Yield: one 9-inch cheesecake.
Note: I used the 25% less sugar variety of Nestle's Strawberry Milk Drink Mix. If using the full sugar mix, the granulated sugar in the cheesecake filling may be omitted. I suggest adding the sugar to taste after the strawberry powder has been mixed into the filling.
Graham Cracker Sprinkle Crust:
2 cups fine graham cracker crumbs
1/2 cup jimmies sprinkles (can be found in the ice cream toppings aisle )
1/2 tsp salt
2 tbsp granulated sugar
8 tbsp unsalted butter, melted and slightly cooled
- Combine graham cracker crumbs, jimmies, salt and sugar in a large bowl. Whisk until thoroughly combined and jimmies are evenly dispersed.
- Make a divot in the middle of the graham cracker mixture and pour in the melted butter. Mix together using a rubber spatula; turn mixture over from the bottom of the bowl to the top until all the crumbs are moistened.
- Pour crumbs into an 8 or 9-inch springform pan; press tightly and evenly into the bottom and up the sides of the springform pan. Set aside.
Strawberry Milk Cheesecake Filling
1 pound (two 8 oz. packages) cream cheese, softened
1 cup strawberry milk drink mix (such as Nestle's)
2 tbsp. granulated sugar * (see note at beginning of recipe)
- In a large bowl, beat heavy cream with an electric mixer until soft peaks form.
- Add softened cream cheese and beat again with the electric mixer until combined. Sift strawberry milk powder over the whipped cream/cream cheese mixture. Add granulated sugar if using* (see note at beginning of recipe) and mix again until well incorporated.
- Pour mixture into the prepared graham cracker crust. Set aside.
1 cup heavy whipping cream
- In a medium bowl, beat heavy cream with an electric hand mixer until soft peaks form. Gradually add sugar and beat until stiff peaks form. Transfer mixture to a piping bag fitted with a large star decorator tip. Pipe whipped cream stars around the outside edge of the cheesecake, and in the center. Sprinkle with multicolor nonpareils.
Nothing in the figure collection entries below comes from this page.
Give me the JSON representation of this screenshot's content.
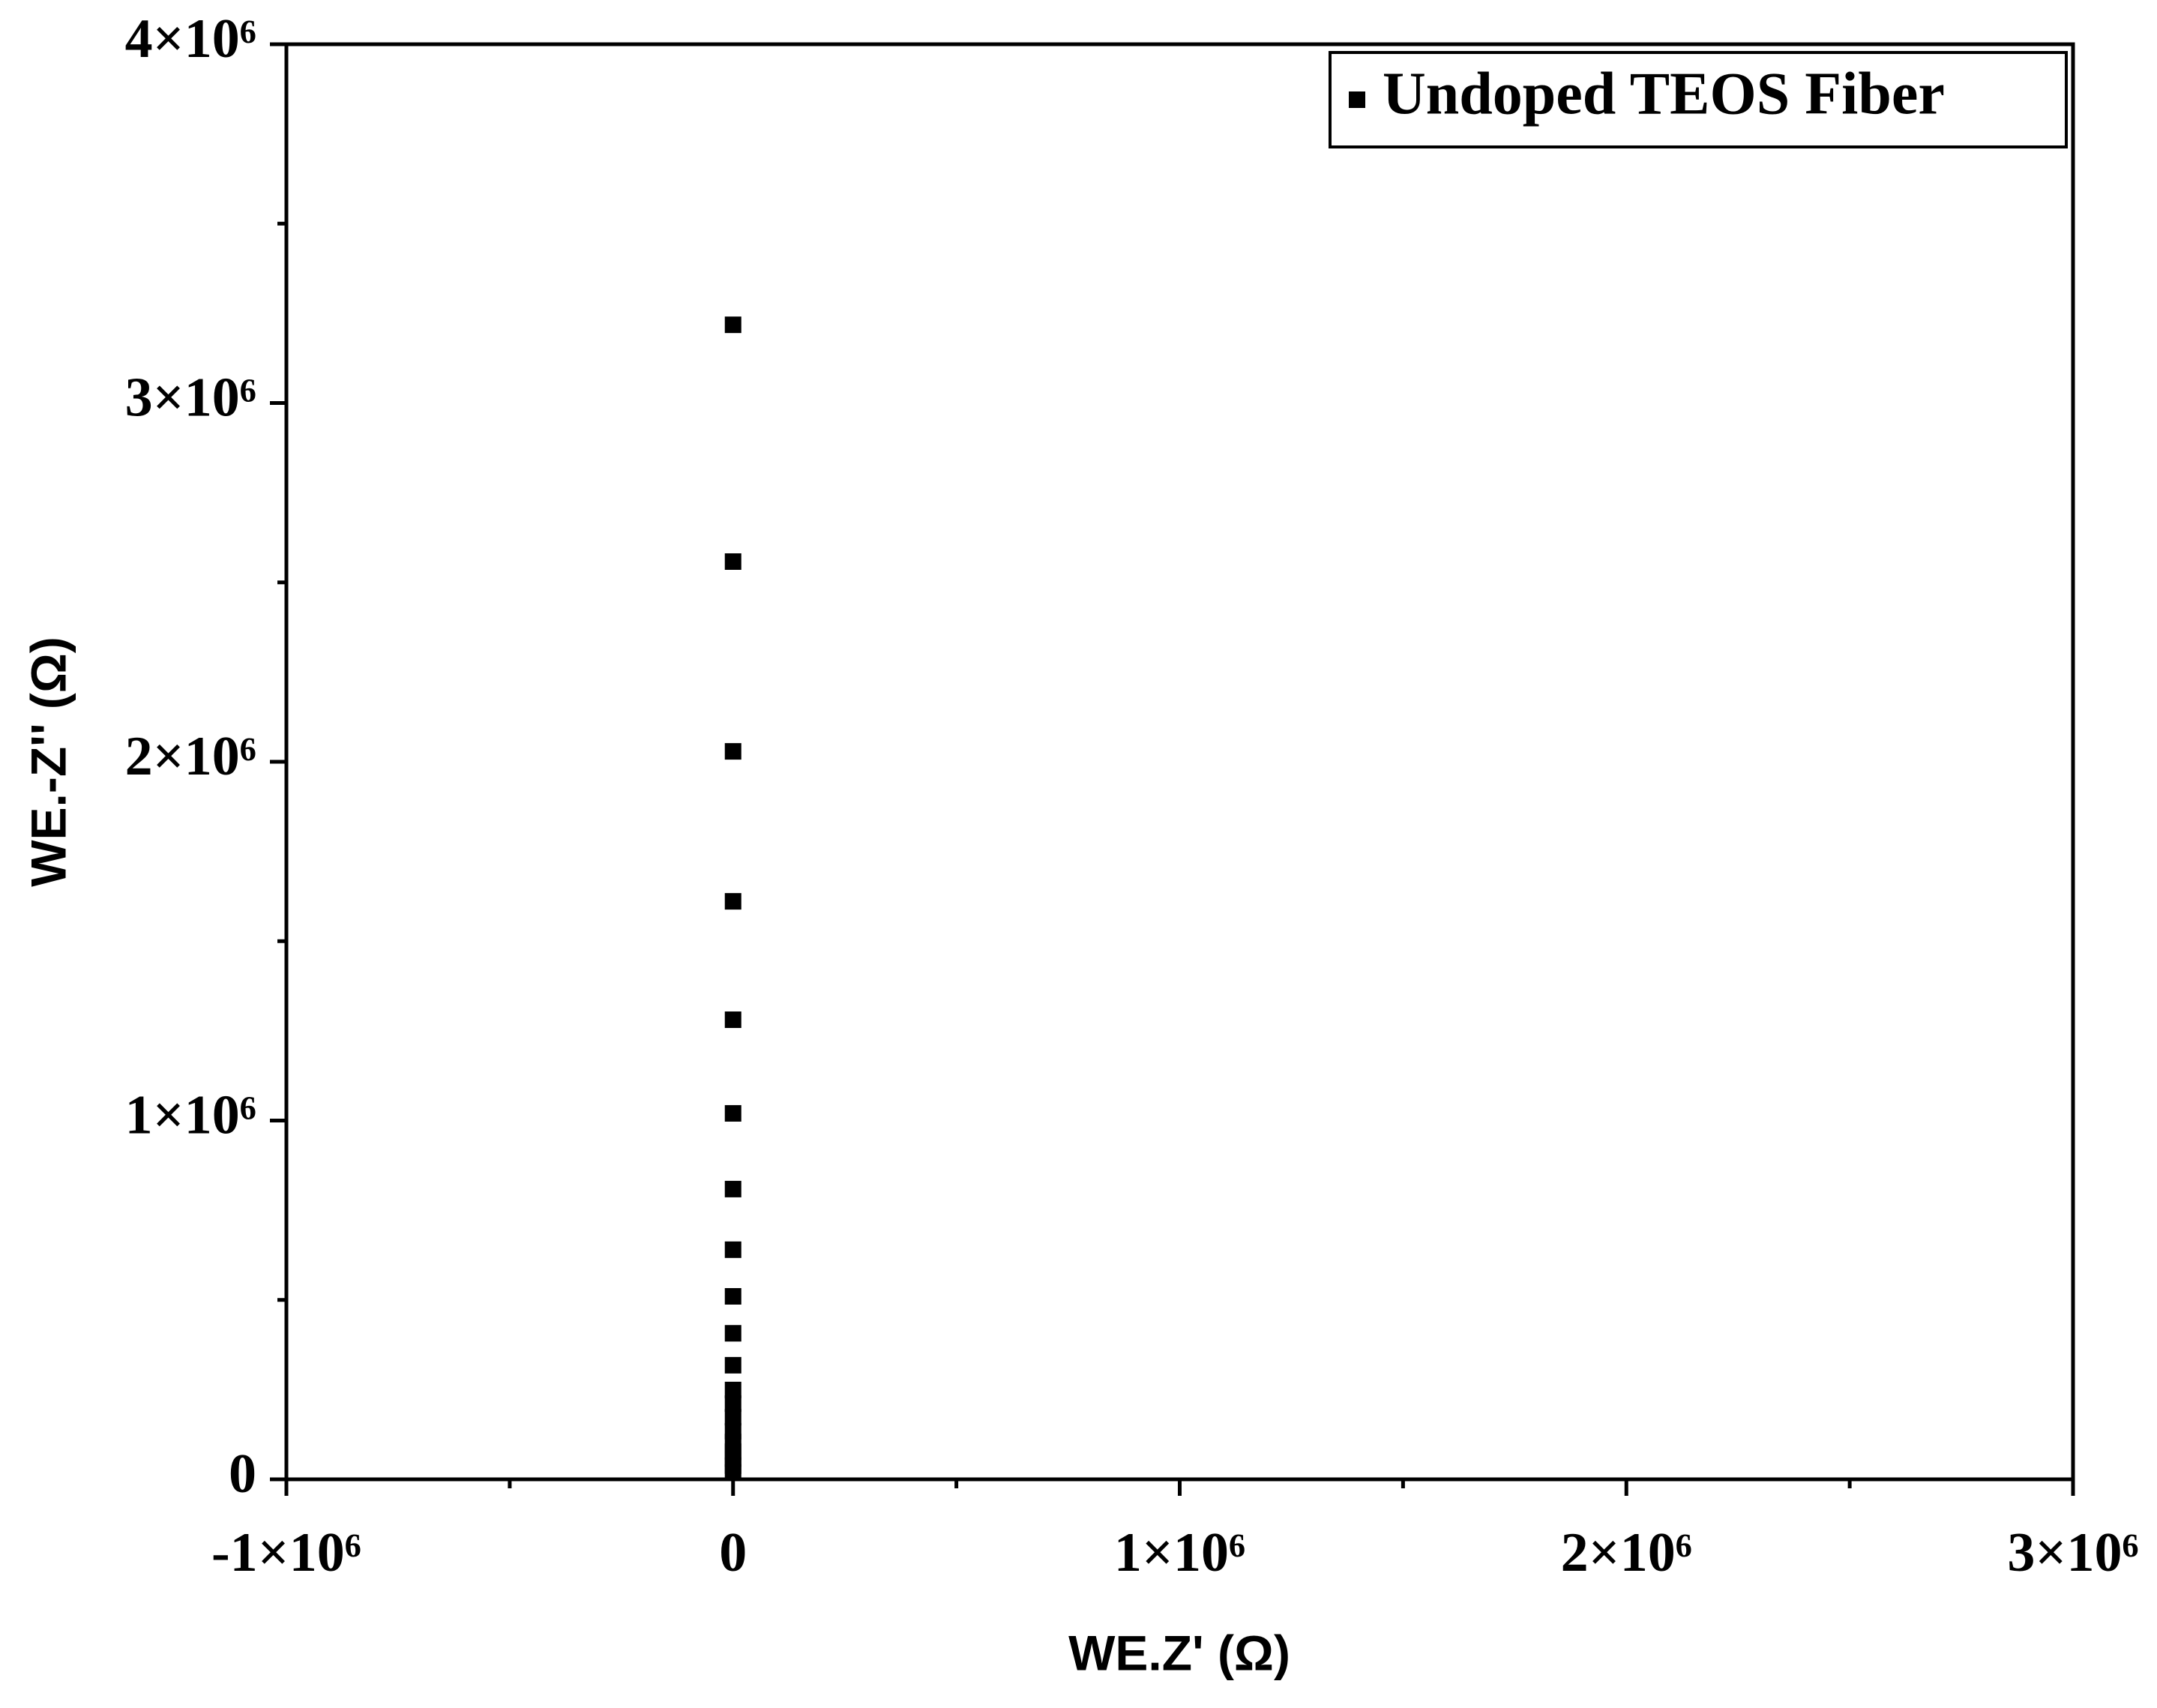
{
  "chart_data": {
    "type": "scatter",
    "x_label": "WE.Z' (Ω)",
    "y_label": "WE.-Z'' (Ω)",
    "xlim": [
      -1000000,
      3000000
    ],
    "ylim": [
      0,
      4000000
    ],
    "xticks": [
      {
        "value": -1000000,
        "label": "-1×10⁶"
      },
      0,
      {
        "value": 1000000,
        "label": "1×10⁶"
      },
      {
        "value": 2000000,
        "label": "2×10⁶"
      },
      {
        "value": 3000000,
        "label": "3×10⁶"
      }
    ],
    "yticks": [
      0,
      {
        "value": 1000000,
        "label": "1×10⁶"
      },
      {
        "value": 2000000,
        "label": "2×10⁶"
      },
      {
        "value": 3000000,
        "label": "3×10⁶"
      },
      {
        "value": 4000000,
        "label": "4×10⁶"
      }
    ],
    "xminorticks": [
      -500000,
      500000,
      1500000,
      2500000
    ],
    "yminorticks": [
      500000,
      1500000,
      2500000,
      3500000
    ],
    "legend_position": "upper right",
    "series": [
      {
        "name": "Undoped TEOS Fiber",
        "color": "#000000",
        "x": [
          0,
          0,
          0,
          0,
          0,
          0,
          0,
          0,
          0,
          0,
          0,
          0,
          0,
          0,
          0,
          0,
          0,
          0,
          0,
          0
        ],
        "values": [
          3218000,
          2558000,
          2029000,
          1611000,
          1281000,
          1020000,
          809000,
          640000,
          510000,
          407000,
          318000,
          249000,
          211000,
          173000,
          134000,
          104000,
          77000,
          58000,
          38000,
          19000
        ]
      }
    ]
  }
}
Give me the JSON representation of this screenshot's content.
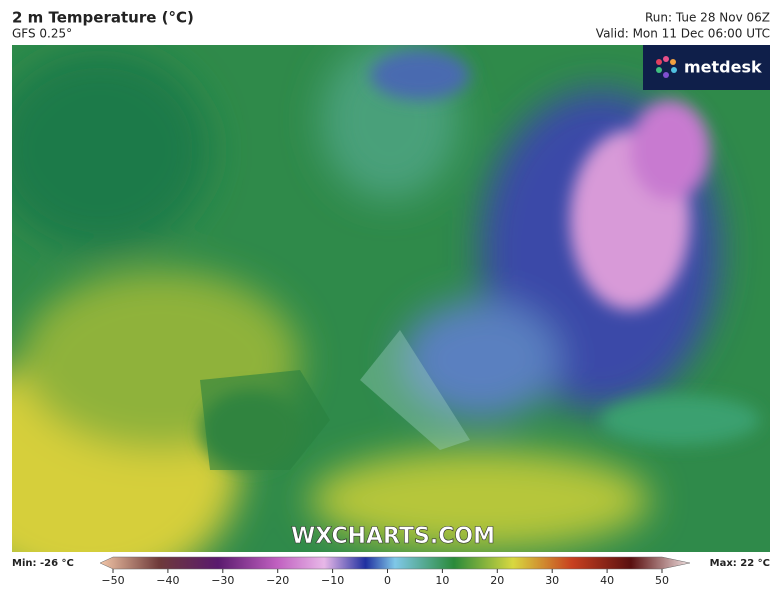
{
  "header": {
    "title": "2 m Temperature (°C)",
    "subtitle": "GFS 0.25°",
    "run": "Run: Tue 28 Nov 06Z",
    "valid": "Valid: Mon 11 Dec 06:00 UTC"
  },
  "logo": "metdesk",
  "watermark": "WXCHARTS.COM",
  "colorbar": {
    "min_label": "Min: -26 °C",
    "max_label": "Max: 22 °C",
    "ticks": [
      {
        "value": -50,
        "label": "−50"
      },
      {
        "value": -40,
        "label": "−40"
      },
      {
        "value": -30,
        "label": "−30"
      },
      {
        "value": -20,
        "label": "−20"
      },
      {
        "value": -10,
        "label": "−10"
      },
      0,
      10,
      20,
      30,
      40,
      50
    ]
  }
}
- Cover springform pan in plastic wrap and place in the freezer for 4-6 hours, or overnight. To unmold, remove from freezer and place a dishcloth soaked with hot water and wrung dry around the outside of the pan. This will warmth will help loosen the frozen crust from the pan. Let cheesecake partially thaw in the refrigerator before serving. Slice cheesecake while still partially frozen and serve.